Breaking Eggs And Making Omelettes

Topics On Multimedia Technology and Reverse Engineering


Archives:

Assembly Bizarro

July 15th, 2006 by Multimedia Mike

In lieu of recent Pickover puzzles (I have an impressive backlog of those to work on), VAG sent in this curious x86 ASM nugget:

    xchg    bh, bl
    mov     di, bx
    shr     di, 1
    shr     di, 1
    add     di, bx
    xchg    bh, bl
    add     di, dx

The hint that VAG gives is that it has something to do with a common multimedia task. Try to figure it out.
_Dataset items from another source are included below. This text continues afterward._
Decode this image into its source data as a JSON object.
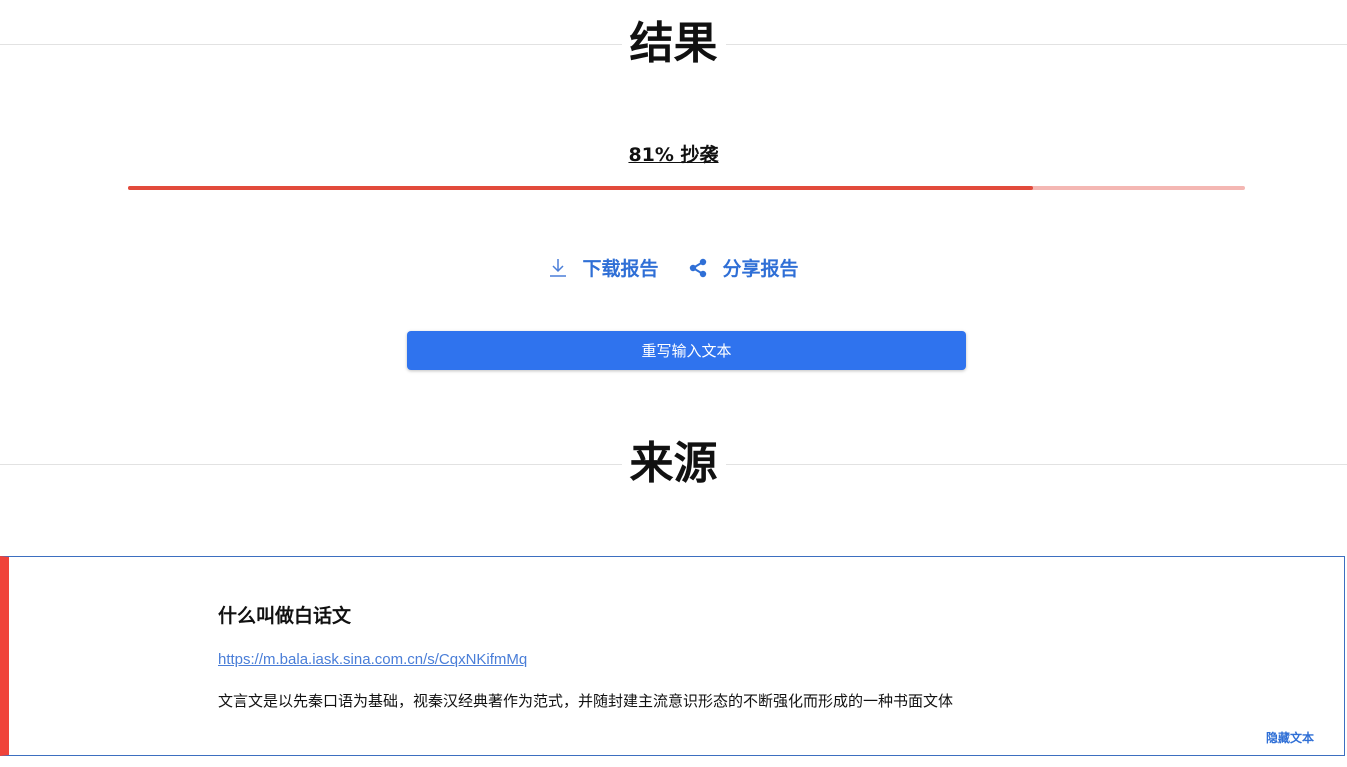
{
  "result": {
    "heading": "结果",
    "score_label": "81% 抄袭",
    "plagiarism_percent": 81
  },
  "actions": {
    "download_label": "下载报告",
    "download_icon": "download-icon",
    "share_label": "分享报告",
    "share_icon": "share-icon"
  },
  "rewrite_button_label": "重写输入文本",
  "sources": {
    "heading": "来源",
    "items": [
      {
        "title": "什么叫做白话文",
        "url": "https://m.bala.iask.sina.com.cn/s/CqxNKifmMq",
        "excerpt": "文言文是以先秦口语为基础，视秦汉经典著作为范式，并随封建主流意识形态的不断强化而形成的一种书面文体",
        "hide_label": "隐藏文本"
      }
    ]
  },
  "colors": {
    "accent_blue": "#2f73ee",
    "link_blue": "#4a7ed8",
    "progress_red": "#e24a3b",
    "progress_track": "#f4b7b3",
    "card_marker_red": "#f0433a"
  }
}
Posted in General | 4 Comments »

4 Responses

  1. john_doe Says:

    It calculates the offset in a 320*200 buffer of the given x,y coodinate.
    di = bx * 320 + dx
    Since bx can only be in the range of 0..199 (i.e. only bl) the code uses this to its advantage.

  2. Reimar Says:

    Though I must admit it was a bit unfair not to tell us if it was AT&T or Intel syntax, that always costs me an extra scratching-my-head moment :-)
    I wonder for what CPU that was written though, 286? Because IIRC “shr di, 2” would have been possible and faster from 386 on…
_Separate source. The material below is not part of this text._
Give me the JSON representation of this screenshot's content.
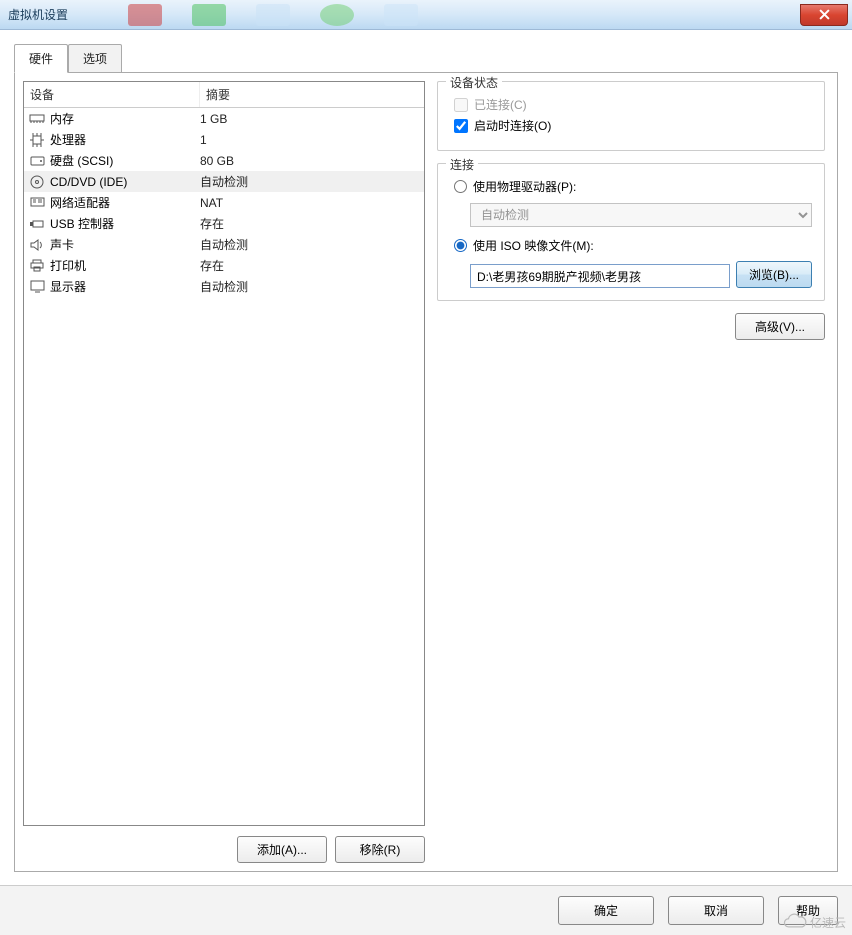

  3. Multimedia Mike Says:

    Reimar: You should usually be able to sort out the syntax ordering by looking for an immediate value, as in the “shr” instruction, since it would be pretty useless to shift an immediate value.

    I’m confused by those sequential shifts as well. I can only assume it was some pipeline optimization measure. Except that this code may have predated such considerations.

  4. VAG Says:

    john_doe: Correct.
    Reimar: This should be pretty obvious. Though, AT&T syntax use % and $ symbols to indicate registers/constants.
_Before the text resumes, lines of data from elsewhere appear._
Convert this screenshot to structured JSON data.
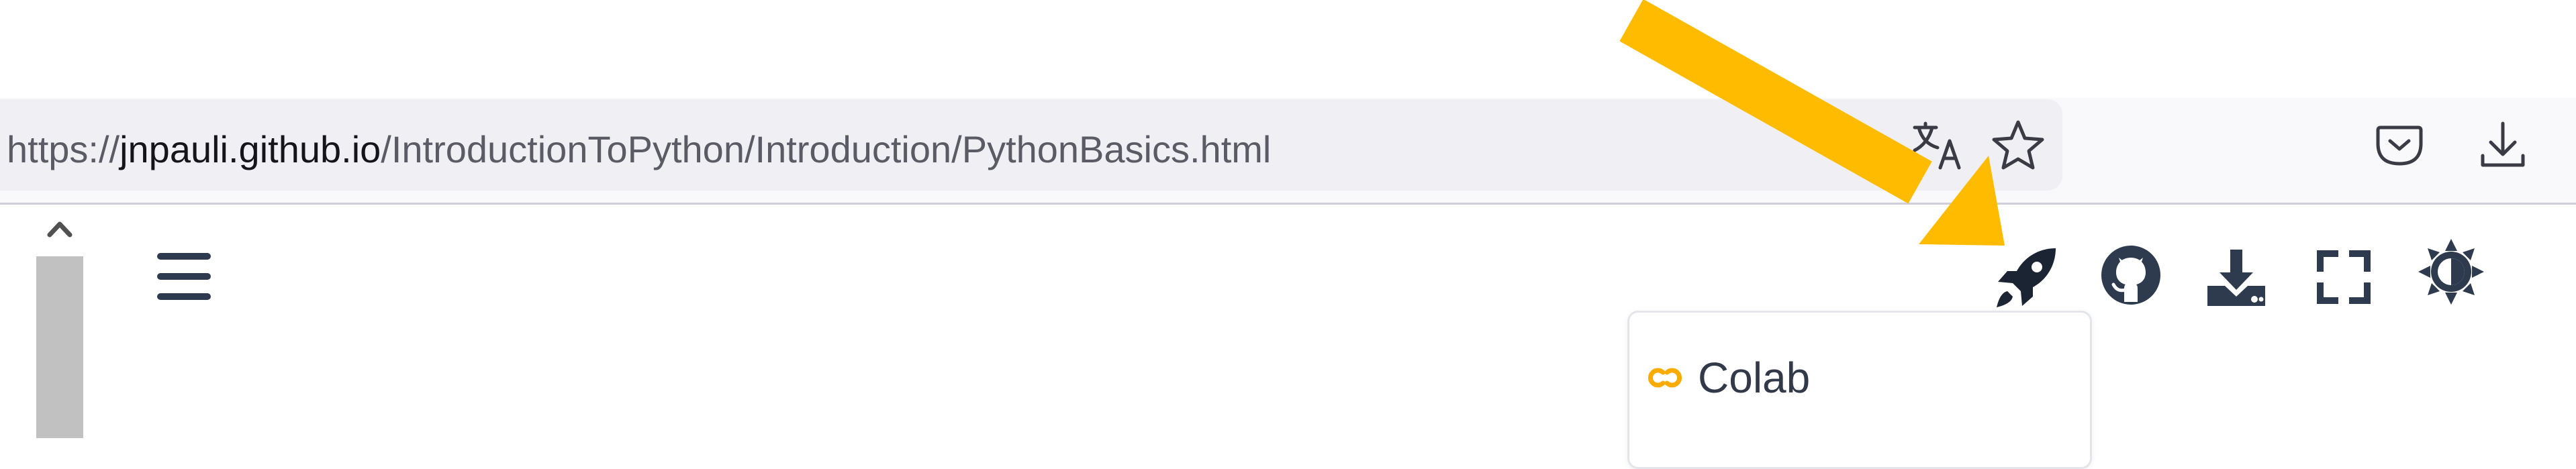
{
  "browser": {
    "url_prefix": "https://",
    "url_host": "jnpauli.github.io",
    "url_path": "/IntroductionToPython/Introduction/PythonBasics.html",
    "icons": [
      "translate-icon",
      "bookmark-star-icon",
      "pocket-icon",
      "downloads-icon"
    ]
  },
  "page": {
    "header_icons": [
      "menu-icon",
      "launch-rocket-icon",
      "github-icon",
      "download-icon",
      "fullscreen-icon",
      "theme-toggle-icon"
    ],
    "launch_menu": {
      "items": [
        {
          "label": "Colab",
          "icon": "colab-icon"
        }
      ]
    }
  },
  "annotation": {
    "color": "#ffbb00",
    "type": "arrow"
  }
}
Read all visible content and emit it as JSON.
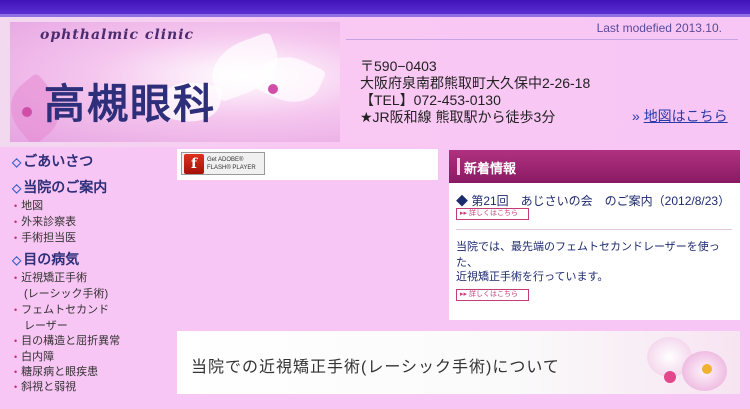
{
  "header": {
    "subtitle": "ophthalmic  clinic",
    "title": "高槻眼科",
    "last_modified": "Last modefied 2013.10."
  },
  "address": {
    "postal": "〒590−0403",
    "line1": "大阪府泉南郡熊取町大久保中2-26-18",
    "tel": "【TEL】072-453-0130",
    "access": "★JR阪和線 熊取駅から徒歩3分",
    "map_link": "地図はこちら",
    "map_link_arrow": "»"
  },
  "nav": {
    "greeting": "ごあいさつ",
    "guide": "当院のご案内",
    "guide_items": [
      "地図",
      "外来診察表",
      "手術担当医"
    ],
    "disease": "目の病気",
    "disease_items": [
      "近視矯正手術",
      "(レーシック手術)",
      "フェムトセカンド",
      "レーザー",
      "目の構造と屈折異常",
      "白内障",
      "糖尿病と眼疾患",
      "斜視と弱視"
    ],
    "arrow": "◇",
    "bullet": "•"
  },
  "flash": {
    "line1": "Get ADOBE®",
    "line2": "FLASH® PLAYER",
    "icon": "f"
  },
  "news": {
    "title": "新着情報",
    "item1": "◆ 第21回　あじさいの会　のご案内（2012/8/23）",
    "detail_label": "▸▸ 詳しくはこちら",
    "item2_line1": "当院では、最先端のフェムトセカンドレーザーを使った、",
    "item2_line2": "近視矯正手術を行っています。"
  },
  "banner": {
    "text": "当院での近視矯正手術(レーシック手術)について"
  },
  "colors": {
    "background": "#f8c6f4",
    "top_bar": "#3f13b8",
    "title": "#2d2f7a",
    "news_header": "#b0317f",
    "accent": "#c42d6f"
  }
}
    Anyway. Yes, it’s a legacy 286 code. Just an explanation how it works.
    Generally, we can express 320 in power-of-two values as 256 + 64. Multiply by 256 can be performed by shifting value left 8 times, by 64 as shifting left 6 times. However, instead of straight multiply by 64 we can reuse multiplication by 256 and divide it by 4 – shift right two times. xchg basically acts as shl bx, 8 in this sample (as bh is always zero). That’s how it works. No ideas if it’s really faster than direct table lookup. :)